IMGT annotation rules provide information on practical questions raised in the
process of annotation and which may be useful to the IMGT/LIGM-DB users.
Annotation level in IMGT/LIGM-DB
Annotation level is indicated on the ID line at the top of the flat file.
To retrieve sequences according to the annotation level, go to the
"Catalogue" module of IMGT/LIGM-DB.
Gene and allele names in IMGT/LIGM-DB
- Standardized IMGT gene and allele names are shown, in the
IMGT annotations and in the IMGT flat files, under the qualifiers "gene" and "allele", respectively.
These qualifiers are assigned to the entities (V-GENE, D-GENE, J-GENE and C-GENE)
and to the cores (V-REGION, D-REGION, J-REGION , and C-REGION).
-
Note that the gene names shown in the definitions and under the qualifier "gene_alias"
in the IMGT flat files are designations retrieved from the EMBL flat files or from the literature.
-
A change in the IMGT gene or allele names is indicated by a note with a date
(both in red) in the
Gene tables and
related documents of the IMGT Repertoire.
Limits of labels
Germline sequences
- V-REGION
The 3' end of V-REGION includes, if present, the 1 (or 2) nucleotide(s) between the
most 3' codon and the V-HEPTAMER.
- J-REGION
The 5' end of J-REGION includes, if present, the 1 (or 2) nucleotide(s) between the
most 5' codon and the J-HEPTAMER.
Rearranged sequences not yet annotated with
IMGT/JunctionAnalysis
- IGK and IGL
The V-REGION is limited in 3' by the last germline codon (even if mutated)
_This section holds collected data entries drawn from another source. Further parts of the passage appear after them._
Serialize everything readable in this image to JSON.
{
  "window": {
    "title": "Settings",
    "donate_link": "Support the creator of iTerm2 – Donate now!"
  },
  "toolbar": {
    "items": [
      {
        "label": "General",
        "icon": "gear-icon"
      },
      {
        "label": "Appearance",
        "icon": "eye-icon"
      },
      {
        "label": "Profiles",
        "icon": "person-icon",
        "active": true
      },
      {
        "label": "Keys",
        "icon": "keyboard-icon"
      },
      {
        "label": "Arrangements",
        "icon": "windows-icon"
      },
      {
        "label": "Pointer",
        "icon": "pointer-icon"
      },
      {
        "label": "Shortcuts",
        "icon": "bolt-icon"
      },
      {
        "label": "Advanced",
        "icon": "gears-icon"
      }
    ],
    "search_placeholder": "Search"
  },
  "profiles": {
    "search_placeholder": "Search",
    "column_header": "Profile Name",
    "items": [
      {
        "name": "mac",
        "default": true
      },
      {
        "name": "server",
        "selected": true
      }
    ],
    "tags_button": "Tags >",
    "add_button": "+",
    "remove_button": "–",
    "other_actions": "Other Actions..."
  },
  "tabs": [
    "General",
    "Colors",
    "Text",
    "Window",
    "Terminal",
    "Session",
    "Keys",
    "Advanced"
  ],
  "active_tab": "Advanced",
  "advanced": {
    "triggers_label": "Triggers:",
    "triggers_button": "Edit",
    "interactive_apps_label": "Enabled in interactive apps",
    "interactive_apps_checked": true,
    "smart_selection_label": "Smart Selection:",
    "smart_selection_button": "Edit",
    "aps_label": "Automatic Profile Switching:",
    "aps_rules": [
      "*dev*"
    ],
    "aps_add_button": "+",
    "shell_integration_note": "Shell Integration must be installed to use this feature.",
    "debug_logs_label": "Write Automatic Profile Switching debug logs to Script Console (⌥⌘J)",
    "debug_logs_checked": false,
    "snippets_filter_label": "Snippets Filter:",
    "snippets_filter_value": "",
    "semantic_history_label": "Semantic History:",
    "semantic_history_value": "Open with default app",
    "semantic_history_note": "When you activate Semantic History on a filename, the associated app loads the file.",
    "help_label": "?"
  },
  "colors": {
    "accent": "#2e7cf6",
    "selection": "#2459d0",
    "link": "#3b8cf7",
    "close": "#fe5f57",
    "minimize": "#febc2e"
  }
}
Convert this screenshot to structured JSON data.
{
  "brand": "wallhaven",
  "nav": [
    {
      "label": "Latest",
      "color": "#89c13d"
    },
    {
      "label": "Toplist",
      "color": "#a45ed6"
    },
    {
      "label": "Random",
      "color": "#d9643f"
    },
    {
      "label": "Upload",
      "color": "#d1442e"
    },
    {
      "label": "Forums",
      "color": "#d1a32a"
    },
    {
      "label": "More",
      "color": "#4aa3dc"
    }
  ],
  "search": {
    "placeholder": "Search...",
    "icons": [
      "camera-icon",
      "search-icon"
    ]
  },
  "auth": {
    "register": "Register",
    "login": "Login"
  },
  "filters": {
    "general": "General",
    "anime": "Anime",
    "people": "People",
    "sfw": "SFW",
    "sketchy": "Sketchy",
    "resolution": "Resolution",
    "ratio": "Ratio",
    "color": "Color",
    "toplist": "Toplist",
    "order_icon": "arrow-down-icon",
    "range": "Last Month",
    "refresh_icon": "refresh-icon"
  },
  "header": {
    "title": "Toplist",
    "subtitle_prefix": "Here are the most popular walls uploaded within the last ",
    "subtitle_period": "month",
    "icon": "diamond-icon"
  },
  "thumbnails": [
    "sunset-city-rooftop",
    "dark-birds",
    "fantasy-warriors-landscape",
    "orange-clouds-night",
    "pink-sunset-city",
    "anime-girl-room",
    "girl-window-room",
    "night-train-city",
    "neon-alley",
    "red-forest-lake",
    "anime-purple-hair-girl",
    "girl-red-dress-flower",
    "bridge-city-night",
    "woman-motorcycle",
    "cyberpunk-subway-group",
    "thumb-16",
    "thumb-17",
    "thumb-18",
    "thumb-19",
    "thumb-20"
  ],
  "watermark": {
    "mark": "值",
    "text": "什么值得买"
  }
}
The J-REGION is limited in 5' by the first germline codon (even if mutated)
N-REGION is only added if there are additional nucleotides compared to the
length (in codon numbers) of the germline V-REGION and J-REGION
- IGH
The V-REGION is limited in 3' by the last germline codon (even if mutated)
The J-REGION is limited in 5' by the first codon which is found to be identical to the germline sequence.
The sequence between V-REGION and J-REGION is designated as N-AND-D-REGION.
- TRA and TRG
The V-REGION is limited in 3' by the last germline codon (even if there are substitutions due to the N-diversity).
The J-REGION is limited in 5' by the first codon which is found to be identical to the germline sequence.
The sequence between V-REGION and J-REGION is designated as N-REGION.
- TRB and TRD
The V-REGION is limited in 3' by the last germline codon (even if there are substitutions due to the N-diversity).
The J-REGION is limited in 5' by the first codon which is found to be identical to the germline sequence.
The sequence between V-REGION and J-REGION is designated as N-AND-D-REGION.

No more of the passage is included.